EXC 2020 "Temporal Communities" is proud to report that Dr. Bart Soethaert, research-track Postdoc in Research Area 5, received the Prize for Best Dissertation 2018 for his work The turn towards the 'present-past'. Horizons of the historical novel (1935–1950) in Greece.

News from Oct 10, 2019

The European Society of Modern Greek Studies (EENS) established two new prizes for 2018: One for best monograph and another for best published dissertation by researchers based outside Greece or Cyprus. EXC 2020 "Temporal Communities" is proud to report that Dr. Bart Soethaert, research-track Postdoc in Research Area 5, received the Prize for Best Dissertation 2018 for his work The turn towards the 'present-past'. Horizons of the historical novel (1935–1950) in Greece (Η στροφή προς το παρ‹ελθ›όν. Ορίζοντες του ιστορικού μυθιστορήματος (1935–1950) στην Ελλάδα). The dissertation was published by the Edition Romiosini/CeMoG and is available as both a printed edition (ISBN: 978-3-946142-52-2) and for online reading in the Digital Library of the Edition Romiosini.
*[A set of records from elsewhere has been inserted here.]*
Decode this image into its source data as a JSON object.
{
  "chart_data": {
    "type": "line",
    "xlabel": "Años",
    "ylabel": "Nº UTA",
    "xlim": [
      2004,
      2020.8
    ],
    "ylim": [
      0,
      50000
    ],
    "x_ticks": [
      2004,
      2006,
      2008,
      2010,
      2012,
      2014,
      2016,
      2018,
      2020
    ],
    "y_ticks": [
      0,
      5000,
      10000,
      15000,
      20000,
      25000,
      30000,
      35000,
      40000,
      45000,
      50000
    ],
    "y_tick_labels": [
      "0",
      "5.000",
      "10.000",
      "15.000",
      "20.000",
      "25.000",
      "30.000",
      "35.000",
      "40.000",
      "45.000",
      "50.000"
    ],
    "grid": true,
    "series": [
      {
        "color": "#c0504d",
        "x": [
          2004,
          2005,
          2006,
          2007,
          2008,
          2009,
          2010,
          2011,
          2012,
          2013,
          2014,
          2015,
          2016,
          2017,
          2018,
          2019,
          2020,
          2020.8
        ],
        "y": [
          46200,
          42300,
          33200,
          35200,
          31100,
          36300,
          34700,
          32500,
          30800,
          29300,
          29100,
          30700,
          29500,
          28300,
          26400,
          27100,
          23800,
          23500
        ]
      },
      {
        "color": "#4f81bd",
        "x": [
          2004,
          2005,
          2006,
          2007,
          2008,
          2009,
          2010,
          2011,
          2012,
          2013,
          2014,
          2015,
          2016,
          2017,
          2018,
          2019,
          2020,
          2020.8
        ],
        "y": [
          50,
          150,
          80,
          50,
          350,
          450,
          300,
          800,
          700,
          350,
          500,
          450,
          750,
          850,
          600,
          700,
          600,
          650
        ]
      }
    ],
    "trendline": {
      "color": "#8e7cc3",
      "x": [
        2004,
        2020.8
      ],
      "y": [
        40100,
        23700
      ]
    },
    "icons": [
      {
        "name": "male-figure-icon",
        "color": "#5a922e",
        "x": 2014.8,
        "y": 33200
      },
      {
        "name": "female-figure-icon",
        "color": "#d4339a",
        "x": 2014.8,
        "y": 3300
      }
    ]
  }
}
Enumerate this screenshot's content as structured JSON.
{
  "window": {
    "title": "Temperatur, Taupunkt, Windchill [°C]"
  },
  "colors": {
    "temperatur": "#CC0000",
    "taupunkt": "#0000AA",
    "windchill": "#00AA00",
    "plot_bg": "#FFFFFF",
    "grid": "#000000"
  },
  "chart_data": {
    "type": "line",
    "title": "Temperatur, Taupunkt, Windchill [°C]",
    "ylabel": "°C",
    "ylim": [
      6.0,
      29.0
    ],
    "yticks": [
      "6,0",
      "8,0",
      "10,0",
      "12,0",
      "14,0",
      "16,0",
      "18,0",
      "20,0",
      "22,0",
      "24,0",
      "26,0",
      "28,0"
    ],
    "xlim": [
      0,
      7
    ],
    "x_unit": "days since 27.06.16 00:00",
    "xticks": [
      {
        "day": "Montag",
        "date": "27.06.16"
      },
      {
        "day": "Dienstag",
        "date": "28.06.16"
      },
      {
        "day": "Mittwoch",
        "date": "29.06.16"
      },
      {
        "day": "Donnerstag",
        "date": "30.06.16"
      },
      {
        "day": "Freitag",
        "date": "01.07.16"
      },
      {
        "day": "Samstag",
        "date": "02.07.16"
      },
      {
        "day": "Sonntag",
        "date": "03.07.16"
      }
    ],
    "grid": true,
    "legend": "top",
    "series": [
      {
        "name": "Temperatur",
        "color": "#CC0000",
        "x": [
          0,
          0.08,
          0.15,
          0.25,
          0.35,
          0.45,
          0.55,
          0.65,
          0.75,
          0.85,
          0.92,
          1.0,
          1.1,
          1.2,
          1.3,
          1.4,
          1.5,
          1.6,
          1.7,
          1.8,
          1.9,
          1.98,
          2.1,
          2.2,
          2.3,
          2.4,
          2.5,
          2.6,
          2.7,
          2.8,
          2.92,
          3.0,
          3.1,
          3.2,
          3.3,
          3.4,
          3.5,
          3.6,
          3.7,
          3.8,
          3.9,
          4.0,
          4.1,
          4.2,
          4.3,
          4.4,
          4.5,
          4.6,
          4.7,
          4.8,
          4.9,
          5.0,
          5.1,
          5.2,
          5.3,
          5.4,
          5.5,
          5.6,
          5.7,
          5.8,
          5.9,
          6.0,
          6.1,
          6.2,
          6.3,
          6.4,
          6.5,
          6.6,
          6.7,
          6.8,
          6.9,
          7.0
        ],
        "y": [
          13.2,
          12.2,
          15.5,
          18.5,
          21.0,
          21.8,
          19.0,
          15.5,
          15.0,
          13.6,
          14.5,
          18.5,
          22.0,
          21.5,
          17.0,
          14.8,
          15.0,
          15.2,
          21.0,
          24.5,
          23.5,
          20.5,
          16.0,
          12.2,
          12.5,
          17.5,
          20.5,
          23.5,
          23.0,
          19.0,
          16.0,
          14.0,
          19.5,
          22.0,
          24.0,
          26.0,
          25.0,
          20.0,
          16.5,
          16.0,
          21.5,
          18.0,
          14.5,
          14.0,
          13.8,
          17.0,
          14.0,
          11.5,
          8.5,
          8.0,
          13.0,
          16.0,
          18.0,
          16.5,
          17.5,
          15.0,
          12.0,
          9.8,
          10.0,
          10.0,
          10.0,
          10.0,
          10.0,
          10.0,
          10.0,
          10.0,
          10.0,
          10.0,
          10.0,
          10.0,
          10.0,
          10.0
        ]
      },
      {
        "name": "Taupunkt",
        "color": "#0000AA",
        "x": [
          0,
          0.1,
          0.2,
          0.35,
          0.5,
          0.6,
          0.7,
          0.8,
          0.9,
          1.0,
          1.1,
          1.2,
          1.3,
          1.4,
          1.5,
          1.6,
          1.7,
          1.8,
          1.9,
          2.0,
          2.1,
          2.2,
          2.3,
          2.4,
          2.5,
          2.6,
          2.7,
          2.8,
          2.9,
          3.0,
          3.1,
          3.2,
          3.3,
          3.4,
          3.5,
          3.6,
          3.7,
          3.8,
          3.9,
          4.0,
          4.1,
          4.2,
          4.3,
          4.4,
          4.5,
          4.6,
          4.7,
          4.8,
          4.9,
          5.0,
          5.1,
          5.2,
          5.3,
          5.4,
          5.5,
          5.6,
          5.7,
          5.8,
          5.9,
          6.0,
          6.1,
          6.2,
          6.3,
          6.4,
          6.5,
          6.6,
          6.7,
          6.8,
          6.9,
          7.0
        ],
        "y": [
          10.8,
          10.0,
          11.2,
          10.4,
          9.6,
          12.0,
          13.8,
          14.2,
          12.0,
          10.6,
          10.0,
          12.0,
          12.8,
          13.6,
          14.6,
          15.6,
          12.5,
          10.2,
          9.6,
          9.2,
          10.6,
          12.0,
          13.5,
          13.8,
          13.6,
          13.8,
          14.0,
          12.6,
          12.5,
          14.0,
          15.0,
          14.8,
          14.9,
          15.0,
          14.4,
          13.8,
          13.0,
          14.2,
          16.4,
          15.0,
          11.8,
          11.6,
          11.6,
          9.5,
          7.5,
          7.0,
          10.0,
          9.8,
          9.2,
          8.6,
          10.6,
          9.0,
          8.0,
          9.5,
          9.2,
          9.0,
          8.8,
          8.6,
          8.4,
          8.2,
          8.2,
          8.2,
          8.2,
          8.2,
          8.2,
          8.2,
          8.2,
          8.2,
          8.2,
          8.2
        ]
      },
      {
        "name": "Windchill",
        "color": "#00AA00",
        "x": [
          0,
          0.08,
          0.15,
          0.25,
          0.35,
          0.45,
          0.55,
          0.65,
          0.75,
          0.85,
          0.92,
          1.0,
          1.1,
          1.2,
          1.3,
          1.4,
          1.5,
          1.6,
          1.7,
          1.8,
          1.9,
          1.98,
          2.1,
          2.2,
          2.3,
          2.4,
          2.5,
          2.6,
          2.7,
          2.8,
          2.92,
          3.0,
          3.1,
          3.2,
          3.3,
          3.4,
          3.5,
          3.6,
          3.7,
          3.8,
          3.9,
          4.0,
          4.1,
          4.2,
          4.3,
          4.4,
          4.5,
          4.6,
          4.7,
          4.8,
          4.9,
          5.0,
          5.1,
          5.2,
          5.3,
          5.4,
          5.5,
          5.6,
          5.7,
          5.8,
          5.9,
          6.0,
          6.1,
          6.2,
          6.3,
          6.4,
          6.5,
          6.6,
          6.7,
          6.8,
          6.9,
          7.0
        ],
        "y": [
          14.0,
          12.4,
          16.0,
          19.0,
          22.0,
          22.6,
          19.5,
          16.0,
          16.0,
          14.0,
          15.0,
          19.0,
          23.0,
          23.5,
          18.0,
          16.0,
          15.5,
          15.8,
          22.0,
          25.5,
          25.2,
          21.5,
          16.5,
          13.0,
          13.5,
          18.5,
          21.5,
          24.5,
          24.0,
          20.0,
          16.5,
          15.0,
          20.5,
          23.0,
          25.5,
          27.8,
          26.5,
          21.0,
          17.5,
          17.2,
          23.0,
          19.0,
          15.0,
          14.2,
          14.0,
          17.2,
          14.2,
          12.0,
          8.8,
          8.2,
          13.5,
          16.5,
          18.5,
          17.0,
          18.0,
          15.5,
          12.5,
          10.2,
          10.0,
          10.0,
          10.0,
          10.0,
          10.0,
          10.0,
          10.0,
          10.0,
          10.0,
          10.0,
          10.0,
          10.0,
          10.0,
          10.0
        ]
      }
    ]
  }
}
The book reassesses the commonplace assumption among critics and philologists that the so-called 'turn towards the past' took place in modern Greek literature as a consequence of the installation of the Metaxas-Dictatorship of August 4th, 1936 and developed mainly along the lines of anti-western, anti-modern aesthetic nationalism. Similarly, the patriotic ethnocentrism of the historical novels, written by young novelists of the 1930s – including Angelos Terzakis (1907–1979), Pantelis Prevelakis (1909–1986) and Thanasis Petsalis (1904–1995) – is often considered responsible for the alleged ‘traditionalism’ of their literary form.

Soethaert’s work, as the first lengthy study on the literary and ideological horizons of the historical novel (1935–1950) in Greece, reveals that the theoretical conceptualization of the historical novel was a process contemporaneous with, and doubtlessly determined by, the modernizing impetus of formal innovation and new subject matter during the 1930s and 1940s. It aligned with the same strategy for the formal and epistemological rethinking of realism through dense interactions with contemporary novels of other European literatures — a project already signaled by Theotokas' programmatic 'manifesto' Free Spirit (Ελεύθερο πνεύμα, 1929). The above-mentioned authors recombined and tailored several genres of 'modern' novels (like the ‘adventure novel’, the ‘Bildungsroman’, the 'city novel', the 'collective novel', the 'roman-fleuve' and the 'family saga' novel) for their needs and implemented an updated historicist setup by which the semantics of historical time are constantly under negotiation: present sensibilities invoke the past in order to reflect on present issues and turn it into a vivid 'present-past'.